The institution that would become CAM was established in 1980, and operated under a number of names including First Street Forum and the Forum for Contemporary Art. On September 19, 2003, the Contemporary Art Museum St. Louis moved to the new building in the Grand Center Arts and Entertainment District in midtown St. Louis.
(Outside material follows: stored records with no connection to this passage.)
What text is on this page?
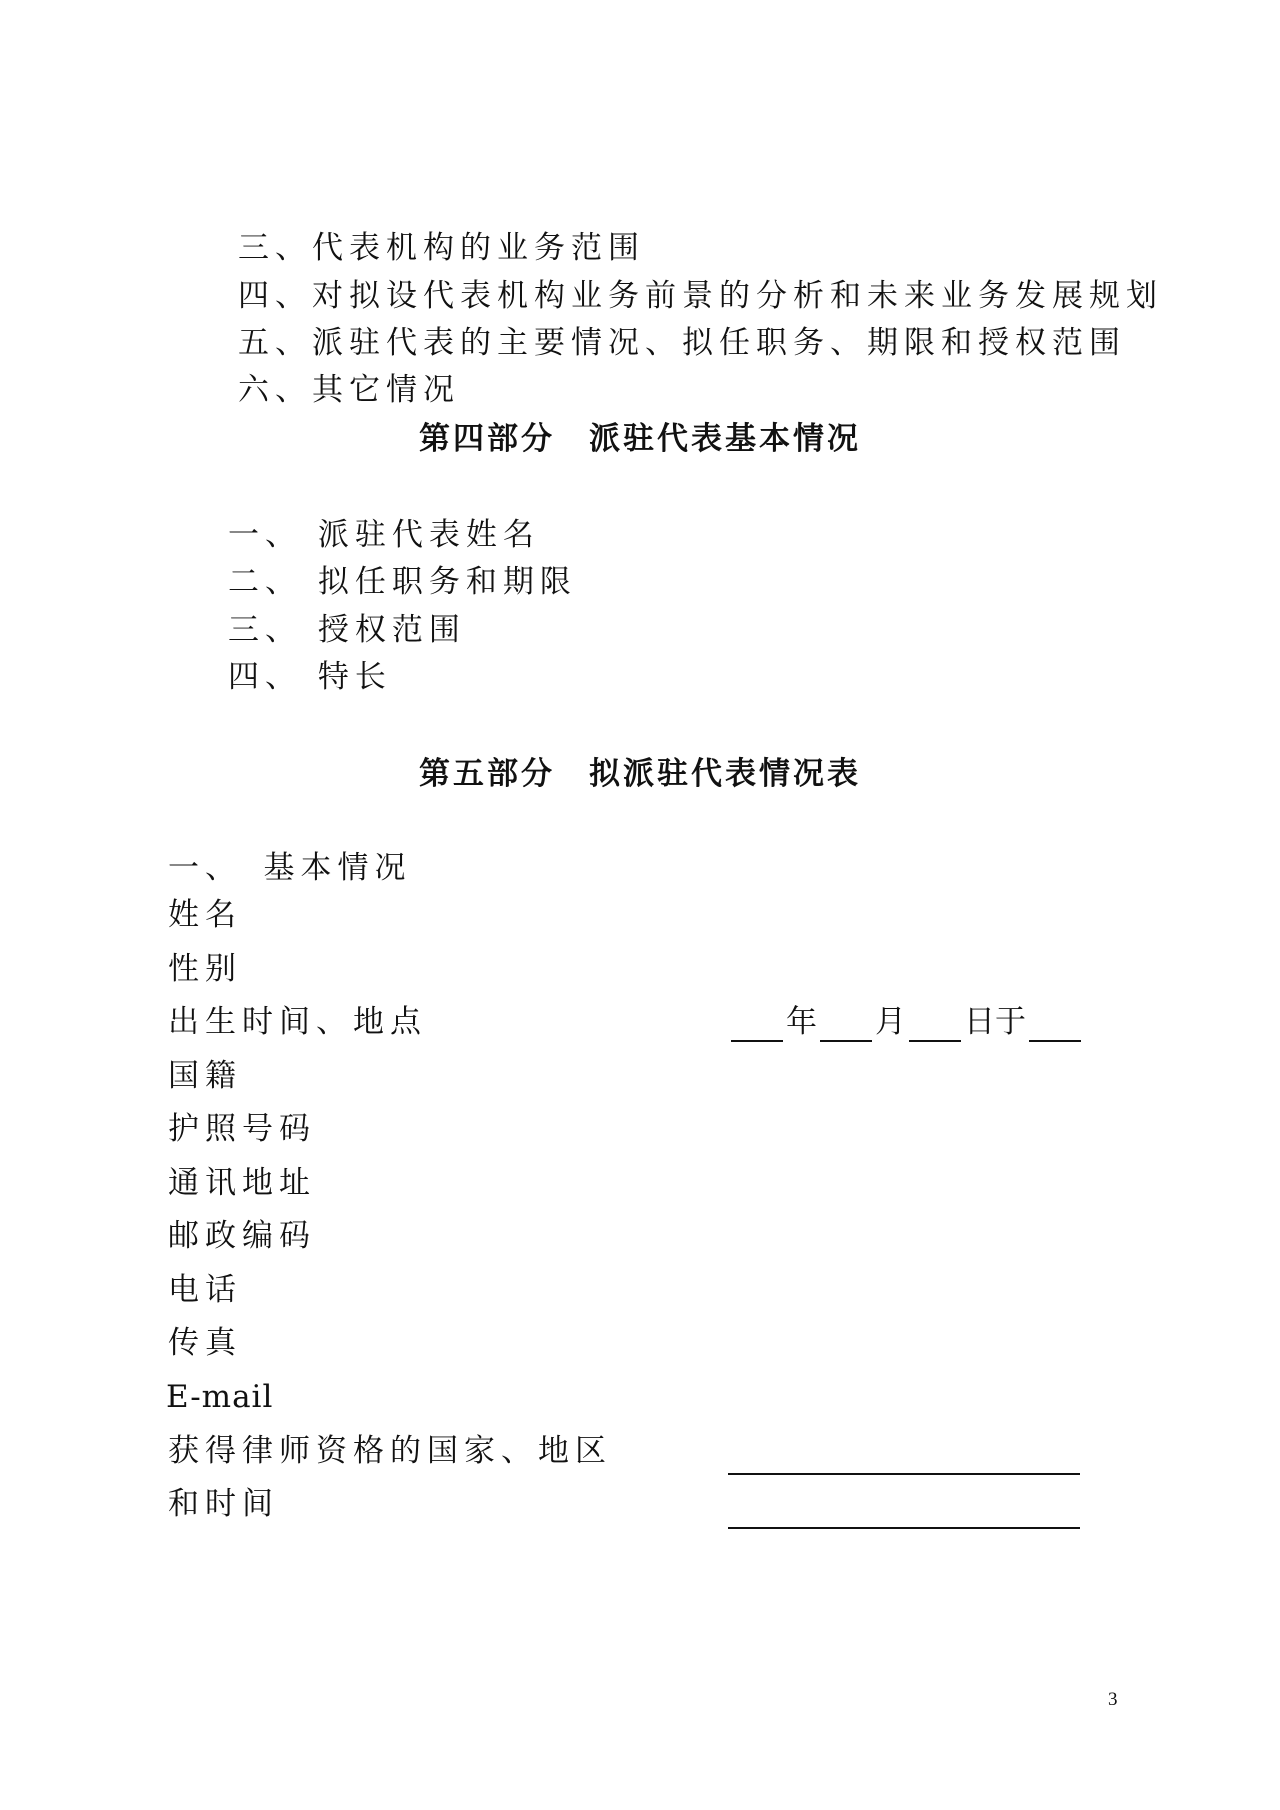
三、代表机构的业务范围
四、对拟设代表机构业务前景的分析和未来业务发展规划
五、派驻代表的主要情况、拟任职务、期限和授权范围
六、其它情况
第四部分　派驻代表基本情况
一、 派驻代表姓名
二、 拟任职务和期限
三、 授权范围
四、 特长
第五部分　拟派驻代表情况表
一、　基本情况
姓名
性别
出生时间、地点	年 月 日于
国籍
护照号码
通讯地址
邮政编码
电话
传真
E-mail
获得律师资格的国家、地区
和时间
3
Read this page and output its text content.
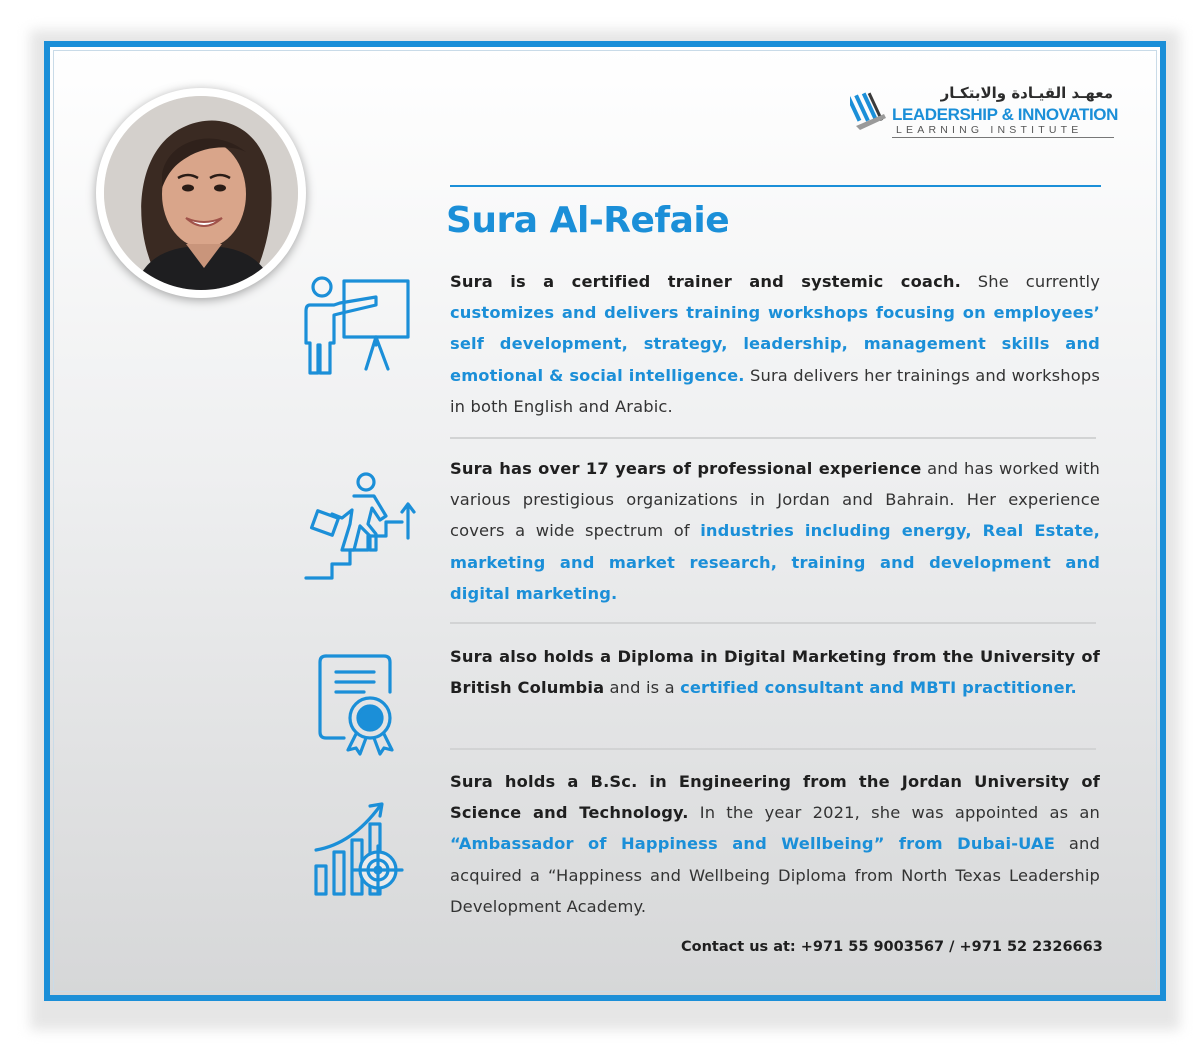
معهـد القيـادة والابتكـار
LEADERSHIP & INNOVATION
LEARNING INSTITUTE
Sura Al-Refaie

Sura is a certified trainer and systemic coach. She currently customizes and delivers training workshops focusing on employees’ self development, strategy, leadership, management skills and emotional & social intelligence. Sura delivers her trainings and workshops in both English and Arabic.

Sura has over 17 years of professional experience and has worked with various prestigious organizations in Jordan and Bahrain. Her experience covers a wide spectrum of industries including energy, Real Estate, marketing and market research, training and development and digital marketing.

Sura also holds a Diploma in Digital Marketing from the University of British Columbia and is a certified consultant and MBTI practitioner.

Sura holds a B.Sc. in Engineering from the Jordan University of Science and Technology. In the year 2021, she was appointed as an “Ambassador of Happiness and Wellbeing” from Dubai-UAE and acquired a “Happiness and Wellbeing Diploma from North Texas Leadership Development Academy.

Contact us at: +971 55 9003567 / +971 52 2326663
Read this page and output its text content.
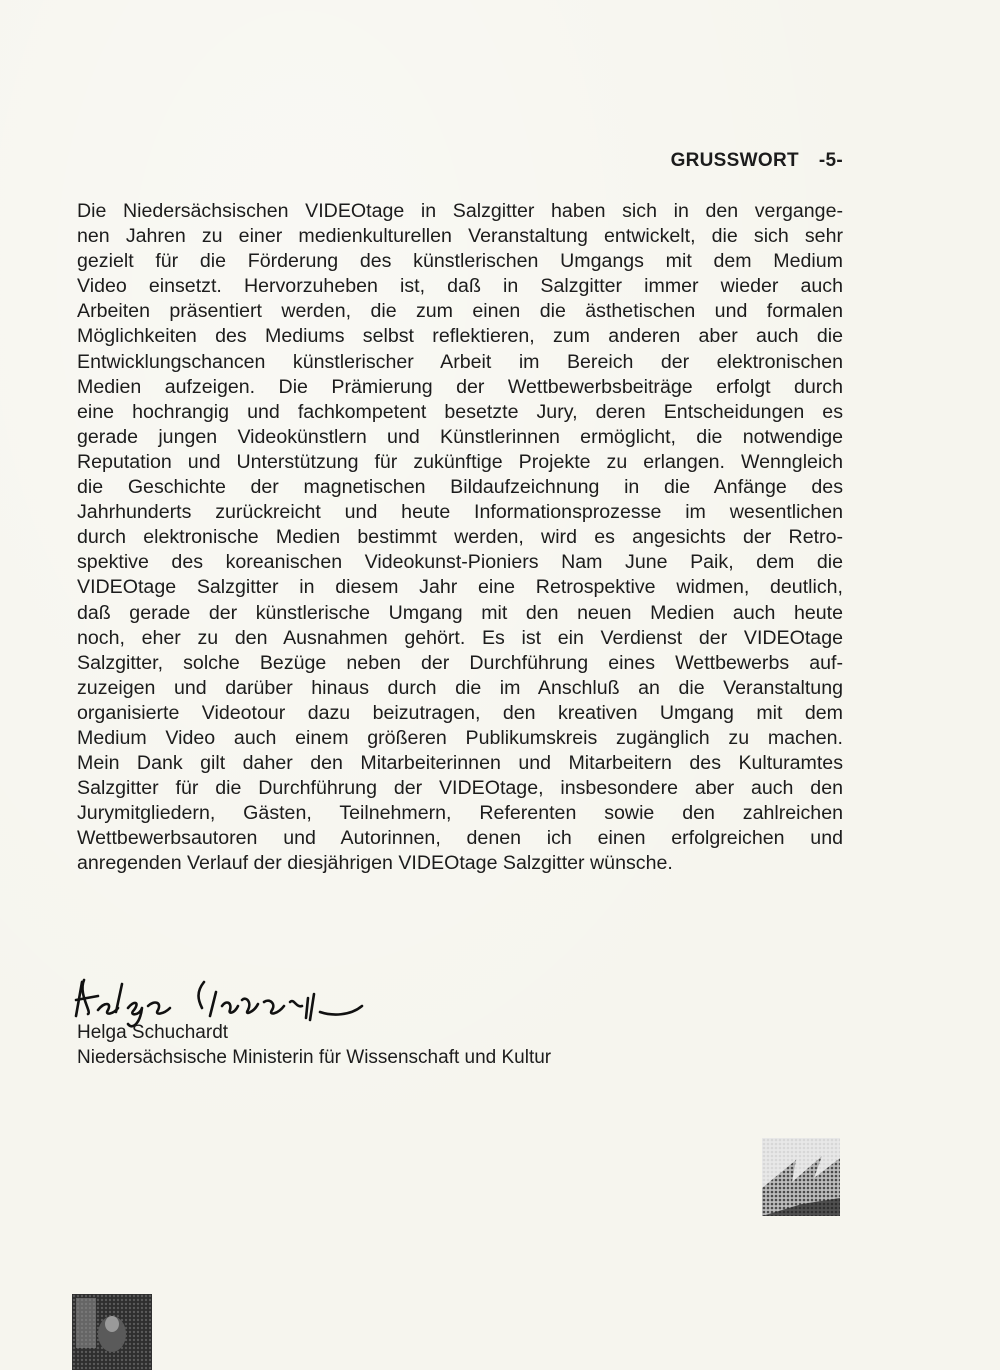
GRUSSWORT -5-
Die Niedersächsischen VIDEOtage in Salzgitter haben sich in den vergange-
nen Jahren zu einer medienkulturellen Veranstaltung entwickelt, die sich sehr
gezielt für die Förderung des künstlerischen Umgangs mit dem Medium
Video einsetzt. Hervorzuheben ist, daß in Salzgitter immer wieder auch
Arbeiten präsentiert werden, die zum einen die ästhetischen und formalen
Möglichkeiten des Mediums selbst reflektieren, zum anderen aber auch die
Entwicklungschancen künstlerischer Arbeit im Bereich der elektronischen
Medien aufzeigen. Die Prämierung der Wettbewerbsbeiträge erfolgt durch
eine hochrangig und fachkompetent besetzte Jury, deren Entscheidungen es
gerade jungen Videokünstlern und Künstlerinnen ermöglicht, die notwendige
Reputation und Unterstützung für zukünftige Projekte zu erlangen. Wenngleich
die Geschichte der magnetischen Bildaufzeichnung in die Anfänge des
Jahrhunderts zurückreicht und heute Informationsprozesse im wesentlichen
durch elektronische Medien bestimmt werden, wird es angesichts der Retro-
spektive des koreanischen Videokunst-Pioniers Nam June Paik, dem die
VIDEOtage Salzgitter in diesem Jahr eine Retrospektive widmen, deutlich,
daß gerade der künstlerische Umgang mit den neuen Medien auch heute
noch, eher zu den Ausnahmen gehört. Es ist ein Verdienst der VIDEOtage
Salzgitter, solche Bezüge neben der Durchführung eines Wettbewerbs auf-
zuzeigen und darüber hinaus durch die im Anschluß an die Veranstaltung
organisierte Videotour dazu beizutragen, den kreativen Umgang mit dem
Medium Video auch einem größeren Publikumskreis zugänglich zu machen.
Mein Dank gilt daher den Mitarbeiterinnen und Mitarbeitern des Kulturamtes
Salzgitter für die Durchführung der VIDEOtage, insbesondere aber auch den
Jurymitgliedern, Gästen, Teilnehmern, Referenten sowie den zahlreichen
Wettbewerbsautoren und Autorinnen, denen ich einen erfolgreichen und
anregenden Verlauf der diesjährigen VIDEOtage Salzgitter wünsche.
Helga Schuchardt
Niedersächsische Ministerin für Wissenschaft und Kultur
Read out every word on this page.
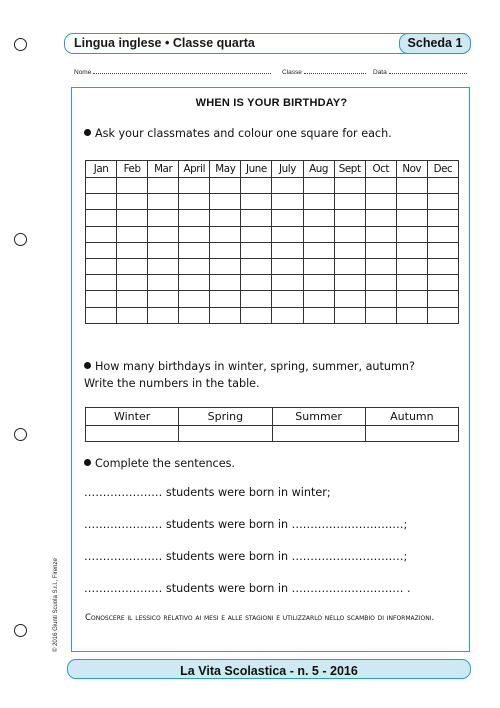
Lingua inglese • Classe quarta	Scheda 1
Nome	Classe	Data
WHEN IS YOUR BIRTHDAY?
Ask your classmates and colour one square for each.
Jan	Feb	Mar	April	May	June	July	Aug	Sept	Oct	Nov	Dec

How many birthdays in winter, spring, summer, autumn?
Write the numbers in the table.
Winter	Spring	Summer	Autumn

Complete the sentences.
………………… students were born in winter;
………………… students were born in …………………………;
………………… students were born in …………………………;
………………… students were born in ………………………… .
Conoscere il lessico relativo ai mesi e alle stagioni e utilizzarlo nello scambio di informazioni.
© 2016 Giunti Scuola S.r.l., Firenze
La Vita Scolastica - n. 5 - 2016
The Contemporary Art Museum St. Louis is a non- collecting museum that hosts no permanent art exhibitions. The museum has mounted more than 120 exhibitions and exhibited over 260 artists. It usually shows six Main Gallery exhibitions each year of American and international artists. It has exhibited work by Richard Aldrich, Laylah Ali, Lutz Bacher, Rosa Barba, Leslie Hewitt, Hayv Kahraman, Wyatt Kahn, Elad Lassry, Marilyn Minter, Gedi Sibony, Carey Young, Richard Artschwager, Jim Hodges, Sean Landers, Cindy Sherman, Arcangelo Sassolino, and Amy Sherald.

== History ==
In 2016, Jefferey Uslip resigned from the chief curator position at the Contemporary Art Museum St. Louis due to criticism about a controversial exhibition. The ongoing criticism of Kelley Walker's seemingly racially insensitive exhibit "Direct Drive" caused more than twenty artists to withdraw from the Contemporary Art Museum St. Louis's annual open studio tour.

== Architecture ==
Paul Ha, the director of the museum, had an idea of trends he wished to display but didn't plan on which exhibits/collections he wanted to showcase, so the architects had little to no idea on what type of spaces to create. The architects came up with a plan to create a space that is able to convey its own energy and calm feelings. With a budget of $6.5 million, the architects and director worked together to create a rather bland structure, the reason for this being that Paul Ha wished for artists to be able to use all areas of the museum to display their work. Local architects questioned the design by claiming that it looked too much like a fortress with little to no indication of original design.